The Grey Area
World première: 7 September 2002
Dutch National Ballet
Het Muziektheater, Amsterdam, The Netherlands
Choreography, Concept and Staging David Dawson
Music Niels Lanz
Set Design David Dawson
Costume Design Yumiko Takeshima
Light Design Bert Dalhuysen
Assistants to the Choreographer
Amy Raymond / Rachel Beaujean
David Dawson’s award-winning break-through THE GREY AREA points towards a place of no time and no place. A ‘no-man’s land’. With its wonderful free flowing phrases accompanied by Nielz Lanz’s haunting score, it transports us to another world. After winning the prestigious Prix Benois de la Danse award in 2003 this ballet is recognized as classic of our time.
This abstract, emotionally charged choreography deliberately dispenses with any stage elements. In this work David Dawson displays his talent for modern, atmospheric ballet and figuratively casts off the art form’s classical chains. Central to the work is dance with dynamic, classically inspired movements in a flowing, sweeping geometry.
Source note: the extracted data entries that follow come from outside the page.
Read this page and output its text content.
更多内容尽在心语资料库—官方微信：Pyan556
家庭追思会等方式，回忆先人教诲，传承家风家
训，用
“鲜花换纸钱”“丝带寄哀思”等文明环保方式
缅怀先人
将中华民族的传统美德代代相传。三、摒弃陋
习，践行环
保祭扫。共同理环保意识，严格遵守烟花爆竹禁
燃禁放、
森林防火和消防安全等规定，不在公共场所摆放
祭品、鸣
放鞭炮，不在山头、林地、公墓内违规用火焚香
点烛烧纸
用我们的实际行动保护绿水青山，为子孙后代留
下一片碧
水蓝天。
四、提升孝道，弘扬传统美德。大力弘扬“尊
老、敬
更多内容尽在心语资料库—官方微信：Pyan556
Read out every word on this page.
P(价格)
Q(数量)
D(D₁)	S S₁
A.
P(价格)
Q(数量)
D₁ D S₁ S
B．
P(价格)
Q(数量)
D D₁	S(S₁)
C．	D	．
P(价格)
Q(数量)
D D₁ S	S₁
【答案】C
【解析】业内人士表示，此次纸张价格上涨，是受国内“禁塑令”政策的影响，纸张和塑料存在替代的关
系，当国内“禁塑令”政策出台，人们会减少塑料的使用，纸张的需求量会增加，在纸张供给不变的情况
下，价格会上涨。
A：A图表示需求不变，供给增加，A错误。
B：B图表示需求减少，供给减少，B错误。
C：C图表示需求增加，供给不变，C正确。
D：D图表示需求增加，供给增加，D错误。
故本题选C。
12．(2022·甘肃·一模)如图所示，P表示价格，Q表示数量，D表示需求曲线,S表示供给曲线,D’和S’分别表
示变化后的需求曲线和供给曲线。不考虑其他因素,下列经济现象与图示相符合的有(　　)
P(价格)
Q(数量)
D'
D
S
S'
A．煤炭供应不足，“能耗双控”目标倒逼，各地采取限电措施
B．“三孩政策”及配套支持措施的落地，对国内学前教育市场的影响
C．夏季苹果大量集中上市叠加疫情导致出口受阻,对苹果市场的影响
Beauty and timelessness liberated from gravity.
‘THE GREY AREA was a reflection of my life at the time of its conception, and a response to how I am reflected by what happens around me. It is a work about somewhere unknown. A place of high hope. An impression of a moment between endings and beginnings, or an impalpable state of being in itself. I had no permanent plans or fixed images of how the piece would finally look. I did know that I was interested in creating a space that could be emotional. Where the dancing could be a highly expressive use of classical ballet technique, but go beyond the traditional.
I worked on developing an expressive language with the dancers by exploring the individuality of each of them. The movement becoming more extended and circular in design, trying to create a kind of formless articulation, and concentrating on focus, dynamic, and message. I was working for a certain quality of movement. For the dancers to picture it mentally, to be involved in it physically, and for it to be happening to them emotionally. As if experiencing the movement for the first time as well as the last.’